The first two rags, “Old Adam,” and “The Eternal Feminine,” were lighthearted and fun, depicting the innocence and curiosity of Adam and Eve. The third rag, “The Serpent’s Kiss,” was as sinister as the serpent himself. Featuring primarily dark harmonies and heavy rhythms, the piece was a dramatic shift away from the theme of innocence toward the traps that can arise from sin and temptation. This rag also featured extended techniques including foot stomping, percussive drumming on the lid of the piano and clicking of the tongue as a further pull away from the themes of Adam and Eve. The piece closed with “Through Eden’s Gates,” which was a return of the joyful and upbeat mood of the first two rags, depicting the birth of a new Garden of Eden.

As a performer in the project, the experience coming out of a collaborative recital is unique and incomparable to much of the solo performance training that occurs as a classically training music student.
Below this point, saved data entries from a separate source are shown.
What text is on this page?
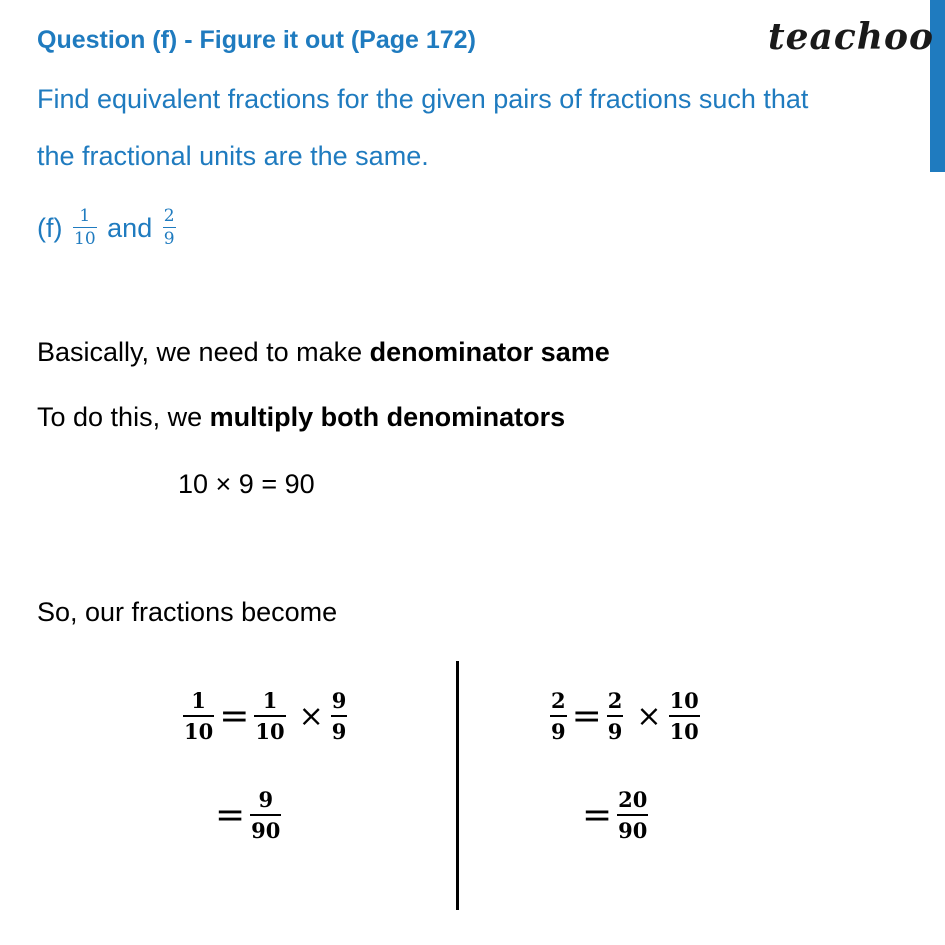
Question (f) - Figure it out (Page 172)	teachoo
Find equivalent fractions for the given pairs of fractions such that
the fractional units are the same.
$(f) \frac{1}{10}$ and $\frac{2}{9}$
Basically, we need to make denominator same
To do this, we multiply both denominators
10 × 9 = 90
So, our fractions become
$\frac{1}{10} = \frac{1}{10} \times \frac{9}{9}$
= $\frac{9}{90}$
$\frac{2}{9} = \frac{2}{9} \times \frac{10}{10}$
= $\frac{20}{90}$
“[It] really helped us all grow as musicians because we got to play some two piano pieces that made us listen to each other and give feedback … It truly isn’t something you can go through alone,” fourth-semester music education major Brett Simms, said.  “It takes a lot of workshopping and listening to your co-musicians. Even backstage, we all got to stand together, waiting for each other to go on stage and give our encouragement to one another before our performances. It was a great bonding moment for the UConn piano studio.”